Missouri has not forgotten the poor and needy. We are making sure that every tax dollar that is used is used to help the the neediest of our state. We are also preventing citizens from taking advantage of this system and costing the state valuable resources needed to help the poor. We will continue to care for Missouri’s most vulnerable citizens and make Missouri a great place to call home.
These facts are important when addressing citizens who favored the former system. What they propose is socialism, regardless of how they term it. Our Democratic Republic was not founded on welfare, nor was that ever accounted for in the U.S. Constitution.
The Medicaid reforms passed by the Legislature have saved funds.
Here is another important fact: Nearly one million people are still served by Medicaid and health services. That is 20% of our population. The most needy and disabled are being taken care of.
Further, biblically we must, as Christians, hold our leaders accountable to be good stewards of our tax dollars.
Proverbs 20:10 says, “Differing weights and differing measures, both of them are abominable to the Lord.”
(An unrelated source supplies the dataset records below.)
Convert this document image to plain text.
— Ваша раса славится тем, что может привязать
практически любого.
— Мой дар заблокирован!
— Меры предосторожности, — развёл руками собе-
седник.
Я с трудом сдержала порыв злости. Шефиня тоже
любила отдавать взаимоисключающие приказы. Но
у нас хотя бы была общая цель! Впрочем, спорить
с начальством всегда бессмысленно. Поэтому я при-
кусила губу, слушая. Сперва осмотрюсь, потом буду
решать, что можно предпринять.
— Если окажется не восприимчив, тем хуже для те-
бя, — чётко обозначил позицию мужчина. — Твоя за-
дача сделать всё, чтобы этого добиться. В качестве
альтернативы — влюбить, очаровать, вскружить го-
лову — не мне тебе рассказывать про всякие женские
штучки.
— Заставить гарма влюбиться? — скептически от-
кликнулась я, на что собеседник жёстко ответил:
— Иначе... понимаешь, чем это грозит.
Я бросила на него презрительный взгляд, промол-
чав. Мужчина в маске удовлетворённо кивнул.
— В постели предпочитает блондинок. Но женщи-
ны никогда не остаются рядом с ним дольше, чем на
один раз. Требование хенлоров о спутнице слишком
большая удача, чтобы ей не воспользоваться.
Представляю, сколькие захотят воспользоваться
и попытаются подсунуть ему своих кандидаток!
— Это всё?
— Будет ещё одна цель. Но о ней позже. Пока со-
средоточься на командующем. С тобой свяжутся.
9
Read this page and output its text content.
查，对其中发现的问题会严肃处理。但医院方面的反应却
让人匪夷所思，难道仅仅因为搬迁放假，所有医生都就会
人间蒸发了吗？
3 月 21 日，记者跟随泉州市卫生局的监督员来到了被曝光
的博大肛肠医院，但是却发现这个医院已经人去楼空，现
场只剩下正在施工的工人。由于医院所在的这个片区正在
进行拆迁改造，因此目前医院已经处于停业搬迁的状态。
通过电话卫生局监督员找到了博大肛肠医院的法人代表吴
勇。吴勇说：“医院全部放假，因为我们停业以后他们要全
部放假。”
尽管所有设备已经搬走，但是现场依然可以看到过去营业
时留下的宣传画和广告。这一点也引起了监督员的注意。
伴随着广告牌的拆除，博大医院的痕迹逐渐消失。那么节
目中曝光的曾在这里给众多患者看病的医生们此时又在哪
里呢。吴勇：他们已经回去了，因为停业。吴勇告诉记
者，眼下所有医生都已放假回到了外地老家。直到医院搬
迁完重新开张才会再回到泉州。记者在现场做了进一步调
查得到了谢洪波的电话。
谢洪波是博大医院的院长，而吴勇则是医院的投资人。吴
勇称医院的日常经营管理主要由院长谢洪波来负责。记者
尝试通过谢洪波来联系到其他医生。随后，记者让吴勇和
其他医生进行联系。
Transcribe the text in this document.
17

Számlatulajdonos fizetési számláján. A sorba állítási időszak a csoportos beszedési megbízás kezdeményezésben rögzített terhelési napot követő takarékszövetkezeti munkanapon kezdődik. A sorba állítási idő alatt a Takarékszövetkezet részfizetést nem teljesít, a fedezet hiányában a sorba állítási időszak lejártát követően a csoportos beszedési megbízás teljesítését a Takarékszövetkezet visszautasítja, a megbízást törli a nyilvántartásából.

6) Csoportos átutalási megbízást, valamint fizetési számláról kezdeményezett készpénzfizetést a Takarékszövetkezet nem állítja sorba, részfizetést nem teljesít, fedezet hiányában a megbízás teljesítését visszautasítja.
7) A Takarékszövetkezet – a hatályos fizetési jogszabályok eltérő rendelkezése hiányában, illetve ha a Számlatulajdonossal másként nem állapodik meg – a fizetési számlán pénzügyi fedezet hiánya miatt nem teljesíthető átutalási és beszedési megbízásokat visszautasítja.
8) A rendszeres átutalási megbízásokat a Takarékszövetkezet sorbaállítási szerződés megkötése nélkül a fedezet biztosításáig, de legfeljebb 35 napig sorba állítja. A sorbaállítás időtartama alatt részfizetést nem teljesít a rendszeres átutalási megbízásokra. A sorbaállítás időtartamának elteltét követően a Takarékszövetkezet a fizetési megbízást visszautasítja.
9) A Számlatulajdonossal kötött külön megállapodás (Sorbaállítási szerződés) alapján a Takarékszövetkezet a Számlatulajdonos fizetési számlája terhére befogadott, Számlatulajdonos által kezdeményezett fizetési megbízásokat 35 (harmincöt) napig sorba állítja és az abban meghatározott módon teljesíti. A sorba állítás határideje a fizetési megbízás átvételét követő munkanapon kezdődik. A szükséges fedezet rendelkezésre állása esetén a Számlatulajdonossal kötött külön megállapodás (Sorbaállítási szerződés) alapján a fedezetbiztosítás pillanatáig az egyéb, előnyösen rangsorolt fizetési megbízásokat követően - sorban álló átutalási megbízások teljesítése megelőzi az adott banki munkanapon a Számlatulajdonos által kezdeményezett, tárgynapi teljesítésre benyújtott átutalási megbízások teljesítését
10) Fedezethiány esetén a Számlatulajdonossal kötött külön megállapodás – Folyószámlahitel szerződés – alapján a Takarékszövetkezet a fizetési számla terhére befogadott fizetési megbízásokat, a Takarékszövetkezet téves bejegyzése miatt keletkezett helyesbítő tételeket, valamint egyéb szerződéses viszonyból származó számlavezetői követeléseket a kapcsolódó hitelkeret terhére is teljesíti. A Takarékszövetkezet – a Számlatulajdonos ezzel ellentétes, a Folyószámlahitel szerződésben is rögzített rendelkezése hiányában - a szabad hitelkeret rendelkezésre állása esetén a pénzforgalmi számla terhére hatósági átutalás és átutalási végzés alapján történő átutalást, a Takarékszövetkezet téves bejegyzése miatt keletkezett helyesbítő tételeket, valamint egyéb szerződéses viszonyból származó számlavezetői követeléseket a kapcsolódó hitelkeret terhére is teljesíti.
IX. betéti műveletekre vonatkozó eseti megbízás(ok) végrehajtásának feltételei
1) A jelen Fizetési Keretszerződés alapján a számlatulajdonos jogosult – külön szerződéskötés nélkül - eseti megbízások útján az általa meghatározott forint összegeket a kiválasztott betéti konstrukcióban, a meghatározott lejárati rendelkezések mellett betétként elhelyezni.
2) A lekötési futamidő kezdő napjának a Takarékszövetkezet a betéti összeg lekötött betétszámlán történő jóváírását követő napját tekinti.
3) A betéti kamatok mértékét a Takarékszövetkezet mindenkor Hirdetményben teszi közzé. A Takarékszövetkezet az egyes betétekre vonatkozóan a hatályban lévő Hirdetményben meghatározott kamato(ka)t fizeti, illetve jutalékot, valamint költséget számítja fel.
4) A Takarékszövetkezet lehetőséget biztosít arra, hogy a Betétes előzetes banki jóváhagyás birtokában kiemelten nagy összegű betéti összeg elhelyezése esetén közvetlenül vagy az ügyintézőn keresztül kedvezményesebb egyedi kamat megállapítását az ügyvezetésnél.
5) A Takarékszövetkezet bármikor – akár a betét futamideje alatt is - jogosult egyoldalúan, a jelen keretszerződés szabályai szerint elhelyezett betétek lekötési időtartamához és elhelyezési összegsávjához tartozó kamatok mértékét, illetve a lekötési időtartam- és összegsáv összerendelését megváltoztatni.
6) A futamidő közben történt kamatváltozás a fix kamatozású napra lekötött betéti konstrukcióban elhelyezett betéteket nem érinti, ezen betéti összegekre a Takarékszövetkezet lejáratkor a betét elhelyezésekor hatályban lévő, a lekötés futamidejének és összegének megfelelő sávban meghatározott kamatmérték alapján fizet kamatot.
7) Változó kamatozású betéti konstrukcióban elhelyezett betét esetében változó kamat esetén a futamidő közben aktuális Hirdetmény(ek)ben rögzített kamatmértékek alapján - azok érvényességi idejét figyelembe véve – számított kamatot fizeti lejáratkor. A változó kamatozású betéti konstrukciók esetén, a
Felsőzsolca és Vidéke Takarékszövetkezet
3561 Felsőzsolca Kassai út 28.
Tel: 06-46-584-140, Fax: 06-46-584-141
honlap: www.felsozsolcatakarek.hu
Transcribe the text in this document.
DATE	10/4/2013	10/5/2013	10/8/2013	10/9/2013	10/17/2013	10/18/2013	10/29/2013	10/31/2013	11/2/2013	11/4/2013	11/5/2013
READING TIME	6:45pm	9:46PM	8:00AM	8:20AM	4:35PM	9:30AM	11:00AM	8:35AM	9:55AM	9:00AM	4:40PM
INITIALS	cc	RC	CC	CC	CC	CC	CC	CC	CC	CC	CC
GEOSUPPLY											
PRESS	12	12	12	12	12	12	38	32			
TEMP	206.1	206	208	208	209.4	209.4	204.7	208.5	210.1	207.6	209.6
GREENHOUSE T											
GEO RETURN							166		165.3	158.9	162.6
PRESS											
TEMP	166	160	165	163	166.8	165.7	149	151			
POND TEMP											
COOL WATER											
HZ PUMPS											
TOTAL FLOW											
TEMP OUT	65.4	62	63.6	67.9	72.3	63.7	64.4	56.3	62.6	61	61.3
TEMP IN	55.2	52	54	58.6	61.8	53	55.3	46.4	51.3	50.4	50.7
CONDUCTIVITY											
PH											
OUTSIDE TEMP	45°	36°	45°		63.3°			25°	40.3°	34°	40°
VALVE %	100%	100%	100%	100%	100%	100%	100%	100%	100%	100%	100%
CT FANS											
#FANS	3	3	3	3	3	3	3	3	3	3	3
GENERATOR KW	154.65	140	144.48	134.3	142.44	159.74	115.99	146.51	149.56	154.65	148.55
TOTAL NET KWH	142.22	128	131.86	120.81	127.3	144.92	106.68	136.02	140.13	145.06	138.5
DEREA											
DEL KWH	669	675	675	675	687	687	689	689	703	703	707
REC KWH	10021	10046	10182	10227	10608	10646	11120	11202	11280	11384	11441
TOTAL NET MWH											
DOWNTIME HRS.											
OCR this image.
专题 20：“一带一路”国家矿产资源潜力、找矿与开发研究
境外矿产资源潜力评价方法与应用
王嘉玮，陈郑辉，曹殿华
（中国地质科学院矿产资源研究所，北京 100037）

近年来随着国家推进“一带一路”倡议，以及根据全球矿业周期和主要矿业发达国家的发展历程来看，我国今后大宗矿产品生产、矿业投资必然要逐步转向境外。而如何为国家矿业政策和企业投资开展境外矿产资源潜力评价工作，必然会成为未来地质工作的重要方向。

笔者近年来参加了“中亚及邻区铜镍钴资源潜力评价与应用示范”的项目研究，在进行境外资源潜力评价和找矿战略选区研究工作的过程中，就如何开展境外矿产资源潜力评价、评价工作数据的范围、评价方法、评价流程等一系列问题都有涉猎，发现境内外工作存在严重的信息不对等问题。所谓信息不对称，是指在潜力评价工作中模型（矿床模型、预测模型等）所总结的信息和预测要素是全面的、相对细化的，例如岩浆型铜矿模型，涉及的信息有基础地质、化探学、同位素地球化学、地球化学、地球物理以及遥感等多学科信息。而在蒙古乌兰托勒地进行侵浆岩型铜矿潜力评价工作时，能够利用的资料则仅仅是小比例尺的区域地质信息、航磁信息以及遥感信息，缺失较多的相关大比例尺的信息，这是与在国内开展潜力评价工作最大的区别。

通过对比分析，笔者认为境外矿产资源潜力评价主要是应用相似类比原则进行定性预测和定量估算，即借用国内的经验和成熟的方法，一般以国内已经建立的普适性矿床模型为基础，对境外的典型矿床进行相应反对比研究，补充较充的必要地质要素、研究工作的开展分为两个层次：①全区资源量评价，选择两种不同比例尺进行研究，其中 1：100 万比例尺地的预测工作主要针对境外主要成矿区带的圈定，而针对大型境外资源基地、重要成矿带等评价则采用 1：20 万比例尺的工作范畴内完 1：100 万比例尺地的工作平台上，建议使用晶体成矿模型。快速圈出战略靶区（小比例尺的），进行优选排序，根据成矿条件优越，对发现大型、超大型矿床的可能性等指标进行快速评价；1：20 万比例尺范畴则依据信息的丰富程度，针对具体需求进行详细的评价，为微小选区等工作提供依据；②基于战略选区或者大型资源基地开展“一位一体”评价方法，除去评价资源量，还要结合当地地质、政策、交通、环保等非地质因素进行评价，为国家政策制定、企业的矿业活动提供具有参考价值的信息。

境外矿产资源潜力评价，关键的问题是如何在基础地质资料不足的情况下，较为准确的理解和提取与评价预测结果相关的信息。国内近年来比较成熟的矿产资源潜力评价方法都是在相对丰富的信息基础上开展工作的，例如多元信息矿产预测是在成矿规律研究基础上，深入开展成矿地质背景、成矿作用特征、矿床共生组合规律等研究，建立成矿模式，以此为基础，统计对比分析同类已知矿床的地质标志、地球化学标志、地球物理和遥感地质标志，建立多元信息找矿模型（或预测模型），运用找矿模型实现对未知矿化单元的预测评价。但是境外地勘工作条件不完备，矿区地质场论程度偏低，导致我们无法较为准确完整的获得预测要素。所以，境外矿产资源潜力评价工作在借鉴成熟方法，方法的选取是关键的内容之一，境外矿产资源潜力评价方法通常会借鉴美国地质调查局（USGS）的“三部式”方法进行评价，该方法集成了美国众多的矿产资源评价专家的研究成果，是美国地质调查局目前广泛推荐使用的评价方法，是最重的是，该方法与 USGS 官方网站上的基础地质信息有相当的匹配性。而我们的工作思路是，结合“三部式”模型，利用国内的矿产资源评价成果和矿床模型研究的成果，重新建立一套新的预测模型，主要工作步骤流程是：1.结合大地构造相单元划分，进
Proverbs 20:23 says, “Differing weights are an abomination to the Lord, and a false scale is not good.”
Our system of health care has been full of false weights, allowing people to cheat the system and essentially take resources from those that need it the most. The governor is working to restore stewardship and trust so that we can follow Scripture – Proverbs 19:17, “He who is gracious to a poor man lends to the Lord, and He will repay him for his good deed.”
As we seek to help the truly poor and disabled we must also remember Proverbs 10:4, “Poor is he who works with a negligent hand, but the hand of the diligent makes rich.”
The fact is we are helping the truly needy and poor in our state and working to stop waste, fraud, and abuse. Let us focus on being good stewards of that which God has provided. (Rep. Brian L. Baker, R-Belton, also is executive pastor, First Baptist Church, Belton.)